Isaac's interest in becoming a missionary was kindled while reading about the work of Adoniram Judson. In 1817 he was appointed missionary to the Indians of Indiana and Illinois. McCoy rode hundreds of miles through the wilderness, crossed swollen streams, and slept on the wet ground to carry out his missions. It was hard for people to understand why the McCoys wanted to start a school for Indian children out in the wilderness. Some churches even threatened to cut off all mission giving if any of their money went to help Indians.Whenever a treaty was about to be signed, Isaac was there to work for Indian rights and education. He fought against the trade in guns and alcohol. He made trips to Washington where he talked with government officials about what disease, alcohol, and hopelessness were doing to the Indians. On some of the trips he would be gone for months. One of McCoy's worst burdens was his absences from home, when sickness and sometimes death would visit his family. Five of his children died while he was absent on missionary journeys.An event in Christiana’s life indicates hardships she also endured. When their fourth child was on the way, she took her three small children and went by open canoe to Vincennes to deliver the baby. This meant paddling a canoe for nine days down a river, making a fire and camping each night in the rain, fighting mosquitoes, having their food spoil, clothes mildew, and being in constant danger from hostile Indians. Three months later returning by land with their new baby and other children, her husband noted in his journal that he realized what a burden he placed on her when he left on his trips. Christiana was left alone to board, room, and teach 47 Indian children, in addition to their own.
For nearly 30 years Isaac was the apostle to the Indians of the West. He was returning home in 1846 from a preaching service when he was caught in a rainstorm. This exposure caused his death a few days later at his home in Louisville, Kentucky.
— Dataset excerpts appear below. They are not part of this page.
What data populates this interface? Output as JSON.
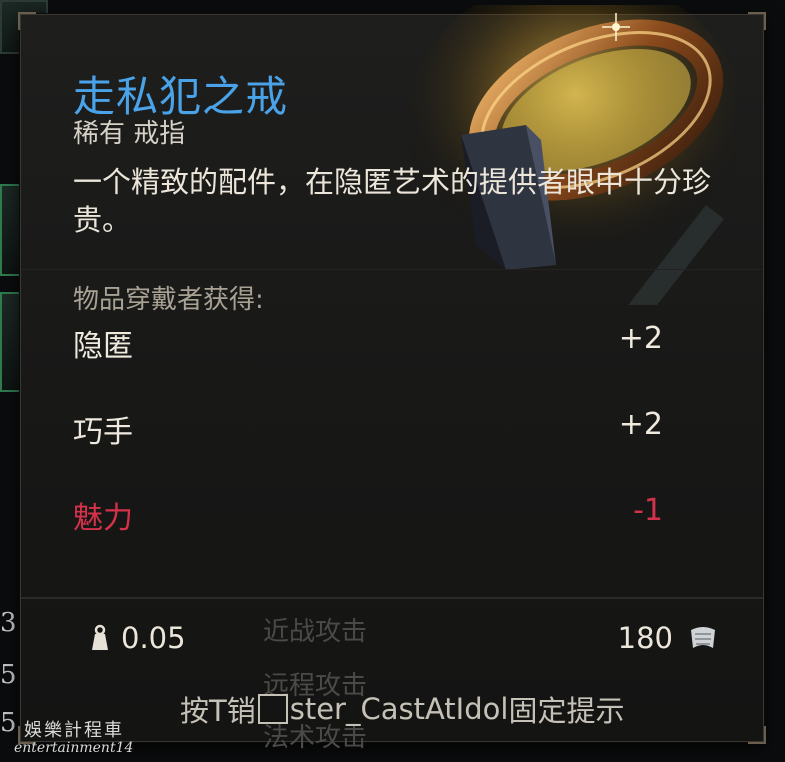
{
  "item": {
    "name": "走私犯之戒",
    "type": "稀有 戒指",
    "description": "一个精致的配件，在隐匿艺术的提供者眼中十分珍贵。"
  },
  "grants": {
    "title": "物品穿戴者获得:",
    "stats": [
      {
        "label": "隐匿",
        "value": "+2"
      },
      {
        "label": "巧手",
        "value": "+2"
      },
      {
        "label": "魅力",
        "value": "-1"
      }
    ]
  },
  "footer": {
    "weight": "0.05",
    "price": "180",
    "weight_icon": "weight-icon",
    "price_icon": "gold-coin-icon"
  },
  "hint": {
    "prefix": "按T销",
    "middle": "ster_CastAtIdol",
    "suffix": "固定提示"
  },
  "background": {
    "menu_items": [
      "近战攻击",
      "远程攻击",
      "法术攻击"
    ],
    "hotbar_numbers": [
      "3",
      "5",
      "5"
    ]
  },
  "watermark": {
    "line1": "娛樂計程車",
    "line2": "entertainment14"
  },
  "colors": {
    "item_name": "#4aa3e8",
    "negative_stat": "#d3324a",
    "panel": "#1a1a19"
  }
}
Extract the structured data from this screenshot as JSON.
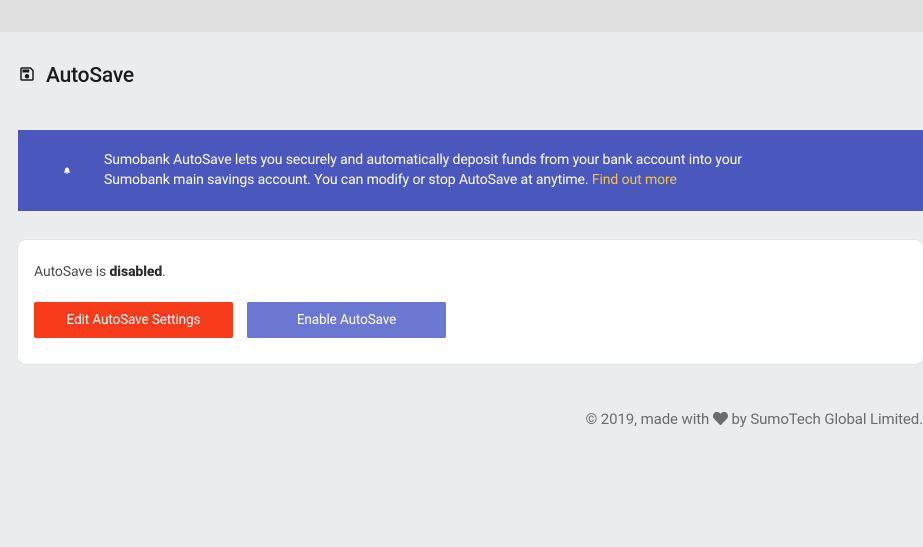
{
  "page": {
    "title": "AutoSave"
  },
  "banner": {
    "text_part1": "Sumobank AutoSave lets you securely and automatically deposit funds from your bank account into your Sumobank main savings account. You can modify or stop AutoSave at anytime. ",
    "link_text": "Find out more"
  },
  "status": {
    "prefix": "AutoSave is ",
    "state": "disabled",
    "suffix": "."
  },
  "buttons": {
    "edit": "Edit AutoSave Settings",
    "enable": "Enable AutoSave"
  },
  "footer": {
    "part1": "© 2019, made with ",
    "part2": " by SumoTech Global Limited."
  }
}
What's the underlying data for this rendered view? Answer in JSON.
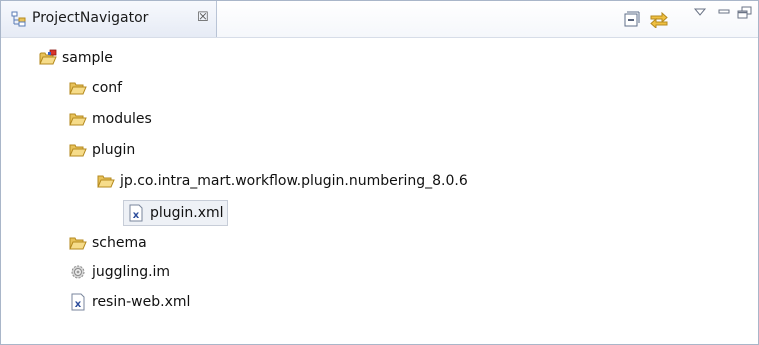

His last words were, "Tell the brethren never to let the Indian mission decline." Did his efforts "pay off?" Charles Journeycake, the last chief of the Delawares, wrote concerning all the broken treaties and promises by the white man: "We try to forget these things, but we would not forget that the white man brought us the blessed Gospel of Christ -- this more than pays for all we have suffered." He could say these words only because he had come to know the meaning of the Cross.